Someone recently asked me, in a discussion on a mailing list, Would you rather be right, or would you rather be happy?

They say that the key to life is not in knowing all the answers, but rather in asking the right questions. Everybody assumes that means you can't find the right answers if you don't first ask the right questions, which is true; but there's more to it than that.

The questions you ask reveal a great deal about your unspoken assumptions, about your preconceptions and the way you view the world.

"Would you rather be right, or would you rather be happy?" is one ofthose questions. It's also the wrong question. It's so completely wrong on so many different levels that I feel I can't even rightly understand the misapprehension that gave rise to it.

On the face of it, it's a facile question. It makes a false choice between two alternatives that are not directly related to each other. It's like asking "Would you rather be driving, or would you rather be warm?" Or like asking, "Would you rather be a teacher, or would you rather be dry?" Being right does not logically imply being unhappy as a consequence; and conversely, being happy does not imply being wrong.

But the rot goes deeper than that.

The question assumes a false opposition between two ideals that are not in opposition at all; but worse, it implies that truth is somehow inimical to personal happiness, that ignorance truly is bliss, that having the one must mean giving up the other.

The question has as an unspoken assumption an entire philosophy: Reason is the enemy of Happiness; where one prevails, the other must give way.

If your happiness is predicated on some misapprehension, some fundamental flaw in your understanding of something about the world around you, then I submit that your happiness is a mirage. It's a phantasm, a castle built on sand, awaiting only the revelation of the truth to bring the whole structure crashing down.

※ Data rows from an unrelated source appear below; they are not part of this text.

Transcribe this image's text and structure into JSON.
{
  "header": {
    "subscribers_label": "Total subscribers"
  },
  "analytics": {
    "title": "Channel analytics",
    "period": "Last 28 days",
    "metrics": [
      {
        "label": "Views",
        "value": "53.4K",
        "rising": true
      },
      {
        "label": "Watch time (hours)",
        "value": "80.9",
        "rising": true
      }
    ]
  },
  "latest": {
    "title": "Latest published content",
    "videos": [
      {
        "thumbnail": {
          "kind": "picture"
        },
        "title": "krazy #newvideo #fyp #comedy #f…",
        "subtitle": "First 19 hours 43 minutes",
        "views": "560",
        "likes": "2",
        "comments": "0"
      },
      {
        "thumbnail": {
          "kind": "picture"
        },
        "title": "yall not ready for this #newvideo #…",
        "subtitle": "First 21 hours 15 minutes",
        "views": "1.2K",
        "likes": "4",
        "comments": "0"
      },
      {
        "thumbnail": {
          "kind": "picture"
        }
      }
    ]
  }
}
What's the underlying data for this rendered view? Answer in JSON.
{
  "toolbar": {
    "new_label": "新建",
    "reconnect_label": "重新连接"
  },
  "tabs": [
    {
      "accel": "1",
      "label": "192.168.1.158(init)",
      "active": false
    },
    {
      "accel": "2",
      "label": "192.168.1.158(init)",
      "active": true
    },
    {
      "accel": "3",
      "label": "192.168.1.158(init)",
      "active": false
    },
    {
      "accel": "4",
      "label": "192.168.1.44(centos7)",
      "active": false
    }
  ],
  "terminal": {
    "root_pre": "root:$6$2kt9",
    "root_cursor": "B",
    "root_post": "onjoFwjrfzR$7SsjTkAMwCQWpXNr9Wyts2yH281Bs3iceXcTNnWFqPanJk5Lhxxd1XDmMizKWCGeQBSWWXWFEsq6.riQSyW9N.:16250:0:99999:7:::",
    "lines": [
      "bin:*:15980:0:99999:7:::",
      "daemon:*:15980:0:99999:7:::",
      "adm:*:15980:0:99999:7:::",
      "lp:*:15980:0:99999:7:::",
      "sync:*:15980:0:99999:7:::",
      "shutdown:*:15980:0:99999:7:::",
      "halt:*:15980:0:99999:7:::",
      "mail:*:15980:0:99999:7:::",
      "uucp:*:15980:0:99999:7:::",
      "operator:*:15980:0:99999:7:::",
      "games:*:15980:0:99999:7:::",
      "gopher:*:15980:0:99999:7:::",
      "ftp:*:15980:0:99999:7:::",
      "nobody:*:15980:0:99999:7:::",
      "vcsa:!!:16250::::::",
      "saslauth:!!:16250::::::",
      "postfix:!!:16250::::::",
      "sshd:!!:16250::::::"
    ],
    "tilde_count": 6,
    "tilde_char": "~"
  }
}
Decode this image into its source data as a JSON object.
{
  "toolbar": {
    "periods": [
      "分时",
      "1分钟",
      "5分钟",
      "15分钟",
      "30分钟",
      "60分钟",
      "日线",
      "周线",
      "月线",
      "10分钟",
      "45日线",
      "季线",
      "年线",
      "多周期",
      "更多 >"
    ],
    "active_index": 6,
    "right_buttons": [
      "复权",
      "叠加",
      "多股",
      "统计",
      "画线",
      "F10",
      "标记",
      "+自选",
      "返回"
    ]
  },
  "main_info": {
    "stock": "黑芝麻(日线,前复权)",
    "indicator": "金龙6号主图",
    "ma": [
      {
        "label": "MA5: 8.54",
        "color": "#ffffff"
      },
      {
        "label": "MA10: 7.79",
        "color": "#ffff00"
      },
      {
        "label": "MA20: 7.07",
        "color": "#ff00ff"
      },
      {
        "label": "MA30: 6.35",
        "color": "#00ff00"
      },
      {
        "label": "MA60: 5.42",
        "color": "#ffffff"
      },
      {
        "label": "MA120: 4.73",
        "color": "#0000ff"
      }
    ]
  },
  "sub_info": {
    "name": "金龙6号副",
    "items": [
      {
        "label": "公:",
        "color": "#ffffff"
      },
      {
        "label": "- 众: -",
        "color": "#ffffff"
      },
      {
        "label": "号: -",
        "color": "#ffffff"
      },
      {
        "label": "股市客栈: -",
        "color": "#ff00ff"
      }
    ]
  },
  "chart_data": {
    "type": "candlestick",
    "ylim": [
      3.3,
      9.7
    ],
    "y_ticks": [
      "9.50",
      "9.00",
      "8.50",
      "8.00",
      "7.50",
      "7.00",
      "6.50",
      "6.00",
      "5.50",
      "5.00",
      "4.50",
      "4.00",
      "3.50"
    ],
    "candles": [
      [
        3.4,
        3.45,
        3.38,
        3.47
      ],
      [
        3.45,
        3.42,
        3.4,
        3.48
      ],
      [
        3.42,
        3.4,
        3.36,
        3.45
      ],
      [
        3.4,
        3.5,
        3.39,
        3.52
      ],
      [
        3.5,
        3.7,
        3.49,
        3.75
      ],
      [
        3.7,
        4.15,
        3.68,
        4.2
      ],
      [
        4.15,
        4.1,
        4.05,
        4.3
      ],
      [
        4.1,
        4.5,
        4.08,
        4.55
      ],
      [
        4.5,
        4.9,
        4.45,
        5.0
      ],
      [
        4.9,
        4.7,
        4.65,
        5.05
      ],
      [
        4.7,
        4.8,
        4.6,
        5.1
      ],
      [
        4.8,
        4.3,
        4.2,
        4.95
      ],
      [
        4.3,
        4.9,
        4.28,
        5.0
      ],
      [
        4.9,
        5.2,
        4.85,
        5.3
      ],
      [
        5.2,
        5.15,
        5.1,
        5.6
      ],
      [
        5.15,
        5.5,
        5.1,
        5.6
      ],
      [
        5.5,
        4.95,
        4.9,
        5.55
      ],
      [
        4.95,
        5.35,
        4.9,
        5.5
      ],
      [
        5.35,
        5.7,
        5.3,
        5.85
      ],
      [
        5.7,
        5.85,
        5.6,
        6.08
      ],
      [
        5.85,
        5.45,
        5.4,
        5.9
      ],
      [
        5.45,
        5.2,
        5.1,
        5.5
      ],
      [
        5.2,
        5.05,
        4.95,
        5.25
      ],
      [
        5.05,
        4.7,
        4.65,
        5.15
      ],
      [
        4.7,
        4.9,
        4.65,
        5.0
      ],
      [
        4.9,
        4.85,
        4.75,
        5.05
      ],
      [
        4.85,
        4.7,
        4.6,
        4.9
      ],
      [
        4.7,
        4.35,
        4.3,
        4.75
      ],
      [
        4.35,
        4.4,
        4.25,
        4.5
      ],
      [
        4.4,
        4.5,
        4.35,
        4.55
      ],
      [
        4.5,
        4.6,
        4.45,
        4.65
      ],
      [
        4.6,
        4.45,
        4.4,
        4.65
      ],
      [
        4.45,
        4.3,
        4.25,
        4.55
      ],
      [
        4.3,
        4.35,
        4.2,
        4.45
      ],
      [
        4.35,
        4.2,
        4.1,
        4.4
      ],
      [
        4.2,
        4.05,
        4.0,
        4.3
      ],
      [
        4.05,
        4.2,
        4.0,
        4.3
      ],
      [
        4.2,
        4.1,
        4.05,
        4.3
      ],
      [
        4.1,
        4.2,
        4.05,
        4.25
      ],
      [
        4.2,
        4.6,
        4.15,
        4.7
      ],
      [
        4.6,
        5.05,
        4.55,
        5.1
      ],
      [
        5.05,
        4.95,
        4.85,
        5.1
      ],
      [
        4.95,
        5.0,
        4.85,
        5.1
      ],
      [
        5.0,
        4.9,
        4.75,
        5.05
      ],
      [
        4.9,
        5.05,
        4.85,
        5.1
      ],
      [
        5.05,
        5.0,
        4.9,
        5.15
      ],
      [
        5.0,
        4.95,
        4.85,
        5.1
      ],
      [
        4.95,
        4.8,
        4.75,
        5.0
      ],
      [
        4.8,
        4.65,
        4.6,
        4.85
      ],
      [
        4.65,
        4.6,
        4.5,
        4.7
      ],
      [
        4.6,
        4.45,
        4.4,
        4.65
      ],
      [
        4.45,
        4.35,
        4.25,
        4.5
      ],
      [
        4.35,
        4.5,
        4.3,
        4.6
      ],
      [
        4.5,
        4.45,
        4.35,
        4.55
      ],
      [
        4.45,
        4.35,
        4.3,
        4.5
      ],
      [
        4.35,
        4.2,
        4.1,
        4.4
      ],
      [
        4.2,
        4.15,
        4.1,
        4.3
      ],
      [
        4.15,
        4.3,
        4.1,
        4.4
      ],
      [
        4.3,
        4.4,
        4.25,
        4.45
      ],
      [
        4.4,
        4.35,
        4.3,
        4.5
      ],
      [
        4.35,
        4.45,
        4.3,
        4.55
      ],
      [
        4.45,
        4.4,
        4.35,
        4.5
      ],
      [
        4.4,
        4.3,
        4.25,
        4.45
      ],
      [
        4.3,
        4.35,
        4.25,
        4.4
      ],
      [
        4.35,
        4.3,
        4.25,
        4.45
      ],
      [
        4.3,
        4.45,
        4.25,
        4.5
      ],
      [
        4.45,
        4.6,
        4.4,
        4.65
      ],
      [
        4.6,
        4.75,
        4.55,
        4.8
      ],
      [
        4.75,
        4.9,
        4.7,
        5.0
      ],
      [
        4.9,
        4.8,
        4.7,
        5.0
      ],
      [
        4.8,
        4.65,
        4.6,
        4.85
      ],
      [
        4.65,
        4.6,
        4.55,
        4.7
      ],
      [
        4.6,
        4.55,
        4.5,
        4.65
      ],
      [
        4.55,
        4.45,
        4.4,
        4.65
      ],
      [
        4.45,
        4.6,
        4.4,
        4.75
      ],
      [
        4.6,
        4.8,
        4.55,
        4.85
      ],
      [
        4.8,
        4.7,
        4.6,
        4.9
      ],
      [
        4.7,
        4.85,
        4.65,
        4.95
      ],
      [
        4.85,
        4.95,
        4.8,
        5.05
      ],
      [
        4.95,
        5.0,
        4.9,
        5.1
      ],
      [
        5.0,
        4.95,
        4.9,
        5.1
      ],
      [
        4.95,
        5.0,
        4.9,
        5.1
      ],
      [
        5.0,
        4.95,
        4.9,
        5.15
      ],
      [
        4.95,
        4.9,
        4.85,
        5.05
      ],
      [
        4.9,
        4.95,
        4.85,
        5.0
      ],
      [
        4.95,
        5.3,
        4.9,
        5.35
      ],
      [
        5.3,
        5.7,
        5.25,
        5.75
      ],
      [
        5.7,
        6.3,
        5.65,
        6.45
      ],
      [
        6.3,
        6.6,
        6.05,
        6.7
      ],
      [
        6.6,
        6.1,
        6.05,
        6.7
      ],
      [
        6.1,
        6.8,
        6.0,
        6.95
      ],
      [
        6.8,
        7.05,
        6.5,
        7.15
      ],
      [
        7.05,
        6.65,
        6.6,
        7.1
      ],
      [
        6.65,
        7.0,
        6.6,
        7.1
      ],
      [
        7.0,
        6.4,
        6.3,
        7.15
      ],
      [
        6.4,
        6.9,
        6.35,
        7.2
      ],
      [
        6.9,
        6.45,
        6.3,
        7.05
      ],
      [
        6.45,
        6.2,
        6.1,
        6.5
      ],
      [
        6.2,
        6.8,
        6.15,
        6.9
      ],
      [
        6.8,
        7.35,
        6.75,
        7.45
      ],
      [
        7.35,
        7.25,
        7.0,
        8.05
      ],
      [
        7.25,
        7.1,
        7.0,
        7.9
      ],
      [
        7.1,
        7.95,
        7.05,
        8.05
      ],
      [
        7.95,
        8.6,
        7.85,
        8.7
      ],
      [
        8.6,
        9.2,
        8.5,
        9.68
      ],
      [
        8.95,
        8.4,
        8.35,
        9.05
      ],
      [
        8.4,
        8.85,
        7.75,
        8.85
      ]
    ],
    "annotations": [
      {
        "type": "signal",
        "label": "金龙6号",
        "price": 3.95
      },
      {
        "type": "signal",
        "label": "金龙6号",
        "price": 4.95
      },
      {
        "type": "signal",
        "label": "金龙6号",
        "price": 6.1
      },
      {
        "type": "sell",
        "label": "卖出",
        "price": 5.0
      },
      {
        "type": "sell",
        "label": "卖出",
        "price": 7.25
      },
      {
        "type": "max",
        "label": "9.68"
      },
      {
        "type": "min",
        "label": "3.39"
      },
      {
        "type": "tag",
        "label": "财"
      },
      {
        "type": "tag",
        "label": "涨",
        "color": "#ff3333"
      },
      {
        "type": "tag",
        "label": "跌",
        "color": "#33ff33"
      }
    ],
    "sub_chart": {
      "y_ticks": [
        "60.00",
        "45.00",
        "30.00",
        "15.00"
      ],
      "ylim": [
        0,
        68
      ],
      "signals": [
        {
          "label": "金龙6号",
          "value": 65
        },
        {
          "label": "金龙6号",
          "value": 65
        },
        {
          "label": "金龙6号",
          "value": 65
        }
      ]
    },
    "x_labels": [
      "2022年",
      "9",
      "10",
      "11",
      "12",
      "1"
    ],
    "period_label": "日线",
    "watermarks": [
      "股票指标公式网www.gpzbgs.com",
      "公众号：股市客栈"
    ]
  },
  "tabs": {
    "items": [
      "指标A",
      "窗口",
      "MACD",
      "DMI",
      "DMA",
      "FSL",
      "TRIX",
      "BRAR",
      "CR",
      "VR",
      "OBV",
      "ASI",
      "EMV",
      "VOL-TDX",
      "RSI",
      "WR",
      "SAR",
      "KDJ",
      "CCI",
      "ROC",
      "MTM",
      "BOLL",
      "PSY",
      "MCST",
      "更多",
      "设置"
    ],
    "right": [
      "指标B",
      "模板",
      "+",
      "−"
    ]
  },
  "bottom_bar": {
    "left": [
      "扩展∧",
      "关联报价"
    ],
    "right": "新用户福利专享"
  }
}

Happiness-real happiness, the kind that lasts a lifetime--must ultimately be built on bedrock, not sand. It must be stable and secure enough to withstand the revelations that life will necessarily bring to you from time to time. It must be solid enough to withstand change, from within and from without.

Enlightenment and inner peace are never attained through a policy of willful ignorance.

A wise man knows, of course, that he will not always be happy or right. But assuming that you must sacrifice one to attain the other is the height of foolishness.